Le operazioni di recupero, rese difficoltose dalle condizioni meteo-marine non particolarmente favorevoli sono riuscite e, come spiegato dal Roan «si tratta dell’ennesimo e considerevole carico recuperato lungo le coste adriatiche a riprova dei traffici illegali perpetrati dai sodalizi criminali operanti tra i vicini paesi rivieraschi e le coste nazionali». Risale allo scorso maggio il recupero di altri trenta chili di droga avvistata con un elicottero del Roan alla foce del Saccione, a sud del lido di Campomarino.

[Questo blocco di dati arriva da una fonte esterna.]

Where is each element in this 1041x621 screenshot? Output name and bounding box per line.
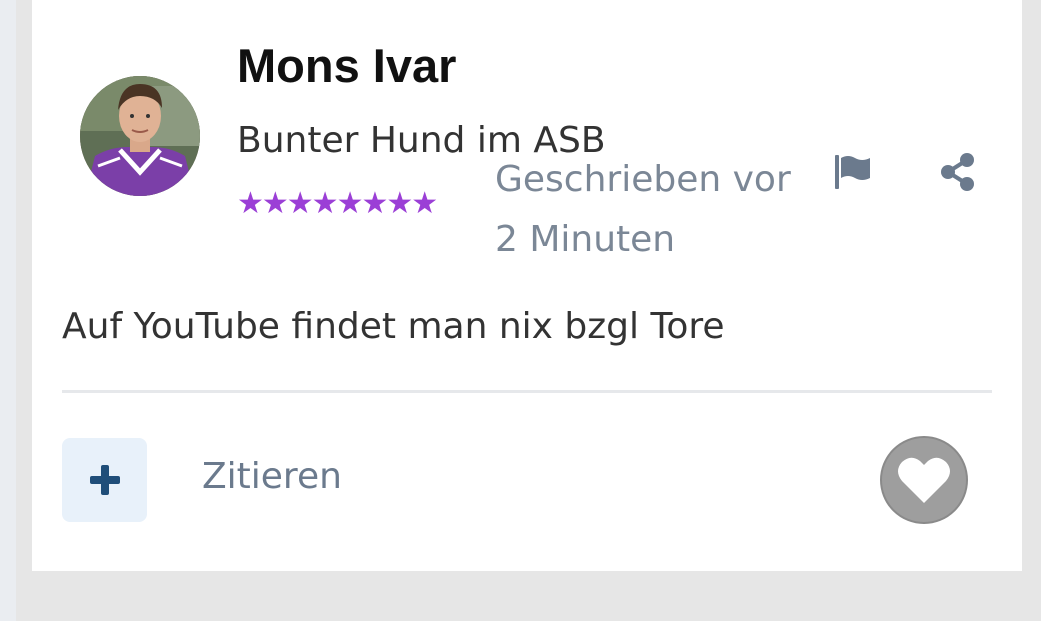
flag-icon <box>835 155 870 189</box>
report-button[interactable] <box>832 152 876 192</box>
page-background-edge <box>0 0 16 621</box>
like-button[interactable] <box>880 436 968 524</box>
share-icon <box>941 153 974 191</box>
rank-stars: ★★★★★★★★ <box>237 186 438 221</box>
post-timestamp[interactable]: Geschrieben vor 2 Minuten <box>495 150 805 270</box>
post-card: Mons Ivar Bunter Hund im ASB ★★★★★★★★ Ge… <box>32 0 1022 571</box>
multiquote-button[interactable] <box>62 438 147 522</box>
share-button[interactable] <box>938 152 978 192</box>
divider <box>62 390 992 393</box>
quote-button[interactable]: Zitieren <box>202 456 342 497</box>
plus-icon <box>89 465 120 495</box>
avatar[interactable] <box>80 76 200 196</box>
author-name[interactable]: Mons Ivar <box>237 38 456 93</box>
avatar-photo <box>80 76 200 196</box>
post-content: Auf YouTube findet man nix bzgl Tore <box>62 306 725 347</box>
heart-icon <box>898 457 950 503</box>
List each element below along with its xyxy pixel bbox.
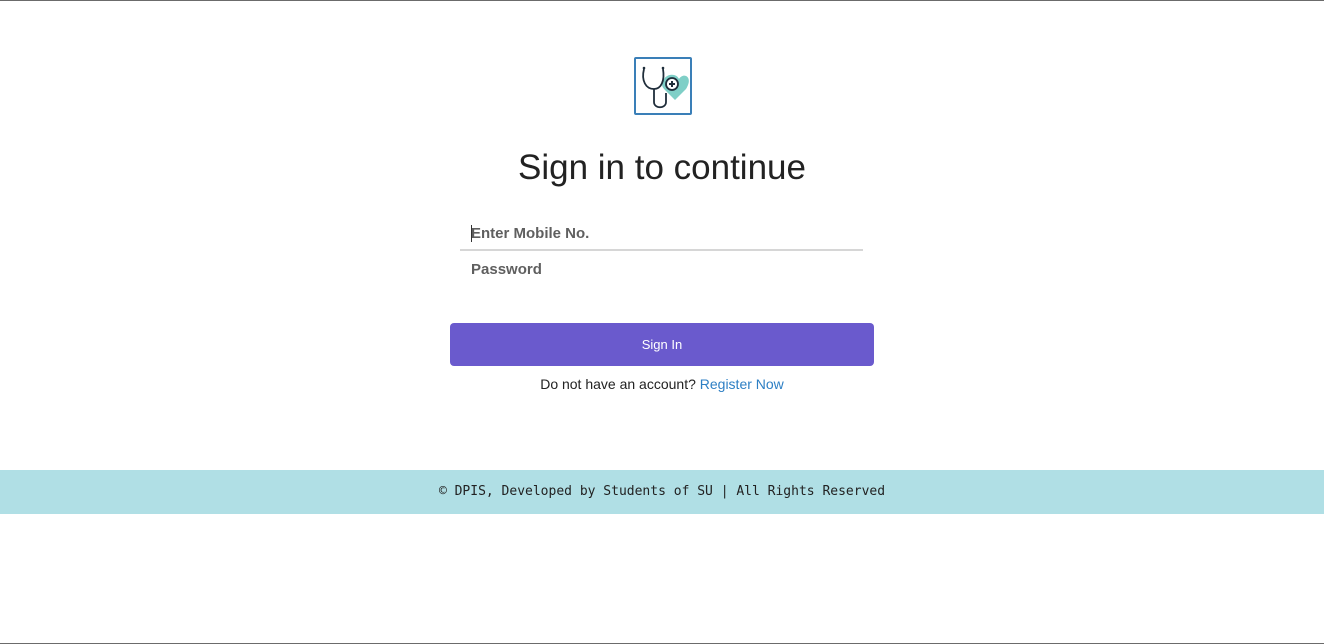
footer: © DPIS, Developed by Students of SU | Al… [0, 470, 1324, 514]
sign-in-page: Sign in to continue Sign In Do not have … [0, 0, 1324, 644]
sign-in-button[interactable]: Sign In [450, 323, 874, 366]
footer-copyright: © DPIS, Developed by Students of SU | Al… [438, 484, 886, 499]
mobile-number-input[interactable] [460, 217, 863, 251]
register-prompt: Do not have an account? Register Now [0, 376, 1324, 392]
stethoscope-logo-icon [634, 57, 692, 115]
register-prompt-text: Do not have an account? [540, 376, 700, 392]
register-now-link[interactable]: Register Now [700, 376, 784, 392]
text-cursor [471, 225, 472, 242]
password-input[interactable] [460, 252, 863, 286]
page-title: Sign in to continue [518, 148, 806, 187]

Nell’ottobre del 2014 sempre la Guardia di Finanza recuperò un enorme carico di marijuana, del totale di 2200 chili, che arriva presumibilmente dall’Albania e sarebbe dovuta servire per lo spaccio nella nostra regione e dintorni.

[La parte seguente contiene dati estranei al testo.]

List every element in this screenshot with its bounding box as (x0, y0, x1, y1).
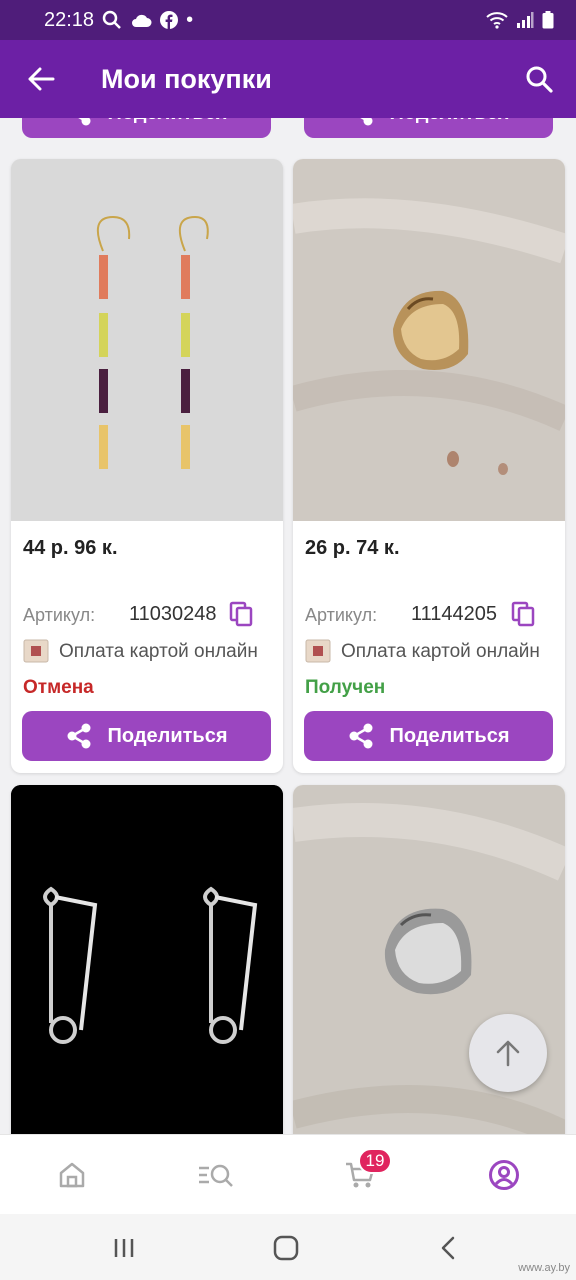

Il quantitativo di droga dell’ultimo, ingente sequestro del Roan, è stato rimesso nella disponibilità dell’autorità giudiziaria di Foggia, mentre proseguono le attività della Guardia di Finanza mirate ad approfondire le indagini lungo il litorale della regione, «probabile crocevia di traffici illeciti». Tutto è avvenuto nell’ambito di un articolato piano di vigilanza aeronavale, predisposto dal Comandante del Reparto Aeronavale del Molise, Roberto Di Vito, con il personale dedicato a compiti esclusivi di polizia economico-finanziaria e contrasto ai traffici illeciti via mare.